Firewire on home audio equipment??? When? WHY? I haven't heard of this and I can't think of any reason of doin it..
well, if you insist
Firewire would replace RCA connectors, and compete with, or replace the TOSLINK and Digital Coax cable (or whatever it is). It will not only allow for audio and video transfer (it's just as if it was over an RCA plug, but this way it is all digital), but other things as well
why then do we need/want this?
well, this can allow your CD player to put the title of the song you are playing on screen, or perhaps if it's advanced enough, you can have a visual plugin going (ala winamp!). Each device can actually talk to each other, rather then just direct traffic to and from each other, they understand commands from other devices.
you can have one device control all others (it's also done today, but you need a second wire to do so). You can set up alot of devices as well in daisychains, so the back of your reciever isn't necessarily full of RCA plugs, just a few Firewire ports!
there are many things you can do with it in other words. This product from Creative is one of the first that is available to the common person (without alot of searching that is) that has Firewire ports. In other words, it's going to be capable of talking to the rest of your home audio equipment.
I have often wanted to use a computer as the director of all audio traffic, except a few things limited me.
1) cards actually capable of connecting to such massive amounts of home audio equipment are hard to come by/expensive, and lack the functionality I want. I want it to nearly replace the reciever (I'd probably need an amplifier to connect the computer to the big speakers).
2) quality. if I want good quality components, that do the things I mentioned above, I'd have to pay WAAAYY too much.
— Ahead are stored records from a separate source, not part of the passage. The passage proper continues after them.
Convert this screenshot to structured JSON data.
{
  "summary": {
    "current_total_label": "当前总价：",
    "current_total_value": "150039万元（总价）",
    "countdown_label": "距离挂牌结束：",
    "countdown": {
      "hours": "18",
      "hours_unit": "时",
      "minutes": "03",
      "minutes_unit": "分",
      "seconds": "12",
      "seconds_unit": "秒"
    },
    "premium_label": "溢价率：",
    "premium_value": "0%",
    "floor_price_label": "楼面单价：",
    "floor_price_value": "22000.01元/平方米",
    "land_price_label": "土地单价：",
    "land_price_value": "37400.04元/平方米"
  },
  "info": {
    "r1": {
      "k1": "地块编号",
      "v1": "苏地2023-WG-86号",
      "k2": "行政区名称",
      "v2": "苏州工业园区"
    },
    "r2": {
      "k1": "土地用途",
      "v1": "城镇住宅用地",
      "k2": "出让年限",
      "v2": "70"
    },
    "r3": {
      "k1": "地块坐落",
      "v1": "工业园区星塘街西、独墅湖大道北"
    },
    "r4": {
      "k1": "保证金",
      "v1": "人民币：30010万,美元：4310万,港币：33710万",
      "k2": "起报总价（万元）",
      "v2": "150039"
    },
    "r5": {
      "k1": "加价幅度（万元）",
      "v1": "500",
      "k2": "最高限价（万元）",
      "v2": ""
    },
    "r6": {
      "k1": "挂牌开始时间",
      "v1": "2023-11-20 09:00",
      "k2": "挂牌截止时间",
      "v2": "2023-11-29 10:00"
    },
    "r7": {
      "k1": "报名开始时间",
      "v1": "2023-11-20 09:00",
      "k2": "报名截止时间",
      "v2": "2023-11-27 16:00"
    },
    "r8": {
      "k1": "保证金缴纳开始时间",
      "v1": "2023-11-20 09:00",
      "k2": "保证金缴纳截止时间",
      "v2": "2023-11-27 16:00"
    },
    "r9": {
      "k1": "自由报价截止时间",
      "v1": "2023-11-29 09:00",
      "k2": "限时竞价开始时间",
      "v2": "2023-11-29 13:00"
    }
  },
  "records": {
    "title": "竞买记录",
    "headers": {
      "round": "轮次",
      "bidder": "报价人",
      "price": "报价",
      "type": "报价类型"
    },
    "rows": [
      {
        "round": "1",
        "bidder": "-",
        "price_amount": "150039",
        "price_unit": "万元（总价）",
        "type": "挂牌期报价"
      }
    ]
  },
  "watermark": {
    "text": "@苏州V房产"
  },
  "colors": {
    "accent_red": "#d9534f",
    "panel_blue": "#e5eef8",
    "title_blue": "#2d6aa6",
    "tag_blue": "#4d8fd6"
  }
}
Analogue inputs and outputs are typically not that great. going digital allows for quality to increase a fair amount (though some restrictions still apply, the lower end equipment quality increases).
The problem is, equipment that actually has 1394 ports is rare (besides Camcorders), let alone equipment that utilizes it to the level that I mentioned above. Companies appear to be reluctant to release products with 1394 support, perhaps that is partly because the computer hasn't had a good soundcard with 1394 support, perhaps not.